"ARM, maker of microprocessors and microcontrollers used in mobile and embedded electronics,
has joined the Linux Foundation. Amanda McPherson, vice president, marketing and developer programs, at The Linux Foundation said in the announcement 'By joining the Linux Foundation, ARM is demonstrating its commitment to open standards and Linux.' To date, ARM has shipped more than 10 billion ARM processors in mobile devices, many of which run Linux. Ian Drew, EVP Marketing at ARM, said that 'joining the Linux Foundation is a natural step towards advancing innovation in the Linux community for a rich, always-connected, computing experience.'"
Member since:
2006-01-03
I hope this means that ARM will actively contribute Linux drivers and documentation for all their peripherals.

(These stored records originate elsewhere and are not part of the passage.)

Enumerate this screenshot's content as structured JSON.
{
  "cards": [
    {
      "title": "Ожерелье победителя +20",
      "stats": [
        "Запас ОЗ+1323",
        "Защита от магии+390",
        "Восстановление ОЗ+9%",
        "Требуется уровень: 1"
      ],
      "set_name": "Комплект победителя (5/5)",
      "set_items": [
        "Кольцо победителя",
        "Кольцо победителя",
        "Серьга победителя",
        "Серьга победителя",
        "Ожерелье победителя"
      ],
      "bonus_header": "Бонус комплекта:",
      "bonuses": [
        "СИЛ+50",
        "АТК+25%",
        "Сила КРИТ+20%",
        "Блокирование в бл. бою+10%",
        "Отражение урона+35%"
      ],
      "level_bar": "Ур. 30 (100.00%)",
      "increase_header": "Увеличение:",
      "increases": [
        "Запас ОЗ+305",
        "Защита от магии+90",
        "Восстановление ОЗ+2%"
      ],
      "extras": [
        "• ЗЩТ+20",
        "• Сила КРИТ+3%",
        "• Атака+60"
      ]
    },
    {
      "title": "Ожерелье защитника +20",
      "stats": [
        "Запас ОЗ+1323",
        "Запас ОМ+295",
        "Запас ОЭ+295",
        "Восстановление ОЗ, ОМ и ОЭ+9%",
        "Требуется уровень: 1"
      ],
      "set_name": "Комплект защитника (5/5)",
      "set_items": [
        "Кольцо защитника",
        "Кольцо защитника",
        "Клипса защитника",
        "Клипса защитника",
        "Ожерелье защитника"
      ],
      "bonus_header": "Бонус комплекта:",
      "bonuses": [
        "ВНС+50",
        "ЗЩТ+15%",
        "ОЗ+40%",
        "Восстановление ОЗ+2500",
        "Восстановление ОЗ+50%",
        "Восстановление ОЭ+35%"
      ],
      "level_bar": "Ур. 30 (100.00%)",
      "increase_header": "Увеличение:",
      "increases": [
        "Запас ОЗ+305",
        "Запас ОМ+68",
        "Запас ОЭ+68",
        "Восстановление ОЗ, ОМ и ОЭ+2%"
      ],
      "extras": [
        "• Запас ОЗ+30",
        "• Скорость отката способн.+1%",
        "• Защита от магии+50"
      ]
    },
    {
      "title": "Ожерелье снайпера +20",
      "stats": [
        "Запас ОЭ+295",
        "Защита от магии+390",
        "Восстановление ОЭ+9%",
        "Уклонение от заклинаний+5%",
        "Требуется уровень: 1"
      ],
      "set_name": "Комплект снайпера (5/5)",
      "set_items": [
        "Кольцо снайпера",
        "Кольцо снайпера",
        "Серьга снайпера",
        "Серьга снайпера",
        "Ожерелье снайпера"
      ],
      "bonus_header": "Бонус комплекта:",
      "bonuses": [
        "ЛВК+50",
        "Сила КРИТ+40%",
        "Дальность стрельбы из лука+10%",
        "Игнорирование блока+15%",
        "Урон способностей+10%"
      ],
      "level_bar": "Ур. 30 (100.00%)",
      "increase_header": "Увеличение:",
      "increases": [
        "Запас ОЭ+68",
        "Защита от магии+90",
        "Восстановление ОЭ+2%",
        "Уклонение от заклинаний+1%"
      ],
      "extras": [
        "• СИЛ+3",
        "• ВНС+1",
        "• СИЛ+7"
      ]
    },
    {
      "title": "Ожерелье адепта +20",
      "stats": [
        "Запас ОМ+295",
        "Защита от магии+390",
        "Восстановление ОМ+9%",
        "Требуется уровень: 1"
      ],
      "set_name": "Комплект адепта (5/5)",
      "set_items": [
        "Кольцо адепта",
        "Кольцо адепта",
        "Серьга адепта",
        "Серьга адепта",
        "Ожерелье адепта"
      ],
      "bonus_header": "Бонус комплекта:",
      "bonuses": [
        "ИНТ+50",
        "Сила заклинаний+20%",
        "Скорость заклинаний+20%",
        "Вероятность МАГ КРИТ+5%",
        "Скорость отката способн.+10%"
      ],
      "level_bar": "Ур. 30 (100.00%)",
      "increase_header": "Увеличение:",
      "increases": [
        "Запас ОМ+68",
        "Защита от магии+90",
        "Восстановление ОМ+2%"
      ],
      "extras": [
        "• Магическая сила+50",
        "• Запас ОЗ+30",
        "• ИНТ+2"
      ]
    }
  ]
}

Though ARM devices are pretty well supported, ARM is still very secretive about many bits, which are still undocumented but for proprietary software: For example, had Gazelle - their native Java instruction set - been open, maybe Android would have not felt the need to design their Dalvik VM and would've gone for plain Java, getting higher performance and lower power at the same time. Now it is too late, unfortunately; a large opportunity has been missed.
I think their 3D cores are undocumented also, and also there exist peripherals for which the documentation is available, but no Linux drivers have been written (SPI ports, CAN ports and some such things).